The Gateway to Our Healing: A Call to Costly Discipleship

Therefore, reason itself, illuminated by Scripture and confirmed in our deepest longings for peace, compels us to acknowledge that humility is our only way forward. It is the Gateway.

Imagine, if you will, a humble nation. A nation that, like King Josiah, humbles itself upon hearing the truth, prays, and seeks God’s face. What would it look like?

· It would walk humbly with God, acknowledging in its policies and personal lives that the earth is the Lord’s. We would steward our land justly, not as masters, but as tenants.

· It would love mercy, dismantling xenophobia not just with laws but with a heartfelt conviction of our shared, dependent humanity. We would see the migrant, the poor, the woman in the shack not as problems, but as persons Christ died for.

· It would act justly, confronting corruption and violence not with the pride of mob vengeance, but with the humble, steadfast pursuit of God’s righteous order.

This is not a call to passive acceptance. This is a call to the most active, difficult, and glorious warfare imaginable: the war against the pride in your own heart. It starts when you bow low at the cross, the ultimate picture of strength-in-humility. It continues when you clothe yourself daily with humility, choosing to listen more than you speak, to serve in secret, to forgive the debt, to associate with the lowly.

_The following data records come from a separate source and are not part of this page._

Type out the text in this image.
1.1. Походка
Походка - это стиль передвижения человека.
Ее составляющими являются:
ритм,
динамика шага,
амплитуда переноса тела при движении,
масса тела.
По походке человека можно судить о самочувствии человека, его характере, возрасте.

The world says, “Stand tall, seize your rights, be your own god.” It leads to the destruction Nebuchadnezzar faced. Christ says, “Bow low, receive your life, and let Me be God.” It leads to exaltation.

So, my friend in Akasia, in Soweto, in Sandton, in the flood-prone settlement: your hope, and our nation’s hope, does not lie in a better politician, a stronger economy, or a prouder identity. It lies in the humble hand, open and empty, lifted to the God who fills the hungry with good things. Bow low in your heart. Let the heavy ceiling of pride collapse. And watch as the healing rain begins to fall.

For Further Reflection & Action:

· Scriptural Meditation: Read and pray through Philippians 2:3-11 daily for one week. Ask: “Where is my heart ‘grasping’ for status today?”

· Cultural Discernment: Critically analyze one news story this week. Identify the underlying “pride” (of tribe, power, victimhood, etc.) at work. Pray for God’s humble justice in that situation.

· Humble Action: Intentionally perform one act of secret service—helping someone who can never repay you and telling no one about it. This trains the heart in the humility of Christ.

Harold Mawela writes from Akasia, Pretoria, where he wrestles with applying the eternal truths of Scripture to the vibrant, complex reality of modern South Africa.